Depressed because her experimental treatment is not working, Martha’s purchased online from the dark web a euthanasia pill and wishes to take her life in her rented luxury country home in New York’s upstate Woodstock, and asks Ingrid to be with her when she commits suicide (making sure Ingrid doesn’t get in any legal trouble).
Almodovar avoids keeping things terribly morbid, as he includes his brand of frothy comedy in his set-pieces. Keeping the suicide watch in touch with the beauty of the surrounding woods of their house and watching a Buston Keaton silent on video, he warmly shows us you can be in favor of life by supporting assistant-suicide.

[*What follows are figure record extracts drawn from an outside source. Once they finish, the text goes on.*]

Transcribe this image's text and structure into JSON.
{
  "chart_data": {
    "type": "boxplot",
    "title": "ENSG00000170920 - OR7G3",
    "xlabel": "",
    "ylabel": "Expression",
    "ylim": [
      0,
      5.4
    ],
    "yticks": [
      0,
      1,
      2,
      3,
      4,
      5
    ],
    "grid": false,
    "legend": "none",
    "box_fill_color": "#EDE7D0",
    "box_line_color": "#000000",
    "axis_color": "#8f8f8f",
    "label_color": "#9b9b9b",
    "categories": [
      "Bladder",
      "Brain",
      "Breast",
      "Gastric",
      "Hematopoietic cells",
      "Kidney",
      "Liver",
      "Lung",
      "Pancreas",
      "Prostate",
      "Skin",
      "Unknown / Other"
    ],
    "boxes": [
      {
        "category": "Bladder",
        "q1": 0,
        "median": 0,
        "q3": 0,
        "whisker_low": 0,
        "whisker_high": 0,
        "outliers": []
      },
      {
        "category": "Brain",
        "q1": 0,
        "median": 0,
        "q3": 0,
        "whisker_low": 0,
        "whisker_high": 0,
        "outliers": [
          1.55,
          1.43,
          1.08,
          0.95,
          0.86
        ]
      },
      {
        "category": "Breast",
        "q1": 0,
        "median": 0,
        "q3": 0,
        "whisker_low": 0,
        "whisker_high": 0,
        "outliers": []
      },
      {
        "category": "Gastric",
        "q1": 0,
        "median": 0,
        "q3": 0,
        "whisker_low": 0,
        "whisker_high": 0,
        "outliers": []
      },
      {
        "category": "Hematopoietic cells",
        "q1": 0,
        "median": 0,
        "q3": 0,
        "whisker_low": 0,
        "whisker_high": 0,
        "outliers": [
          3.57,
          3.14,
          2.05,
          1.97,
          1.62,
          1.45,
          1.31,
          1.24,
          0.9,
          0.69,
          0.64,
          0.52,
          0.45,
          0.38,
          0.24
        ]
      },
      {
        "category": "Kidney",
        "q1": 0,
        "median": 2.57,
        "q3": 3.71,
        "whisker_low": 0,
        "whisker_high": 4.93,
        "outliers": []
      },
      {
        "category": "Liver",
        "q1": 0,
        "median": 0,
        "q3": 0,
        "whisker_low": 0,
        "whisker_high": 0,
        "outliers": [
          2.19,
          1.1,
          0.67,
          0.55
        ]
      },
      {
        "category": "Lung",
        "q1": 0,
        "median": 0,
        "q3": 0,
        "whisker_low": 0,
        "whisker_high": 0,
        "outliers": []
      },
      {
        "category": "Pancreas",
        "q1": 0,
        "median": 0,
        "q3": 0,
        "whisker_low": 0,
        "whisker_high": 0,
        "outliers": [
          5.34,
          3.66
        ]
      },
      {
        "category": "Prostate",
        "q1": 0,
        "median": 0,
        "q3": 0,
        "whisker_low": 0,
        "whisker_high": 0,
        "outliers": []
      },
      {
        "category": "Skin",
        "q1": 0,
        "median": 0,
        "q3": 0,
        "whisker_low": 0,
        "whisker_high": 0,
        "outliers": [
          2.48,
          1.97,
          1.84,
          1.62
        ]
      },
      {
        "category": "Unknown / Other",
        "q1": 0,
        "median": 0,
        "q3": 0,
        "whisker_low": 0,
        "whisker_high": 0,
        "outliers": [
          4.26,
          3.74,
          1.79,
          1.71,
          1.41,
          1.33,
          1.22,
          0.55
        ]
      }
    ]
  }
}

John Turturro as Damian Cunningham, pops up delivering a lecture at Bard. He’s an activist climatologist, a former lover of both women, who rebukes his former liberalism for his new activistism. Woke liberalism gets lambasted for being out of touch with the virtues of traditional liberalism.
The women on the other hand are treated with deference and extolled for overcoming their fear of death to act on their own belief system despite the legal system being against them.
The performances by Swinton and Moore are captivating.
It played at the Venice Film Festival.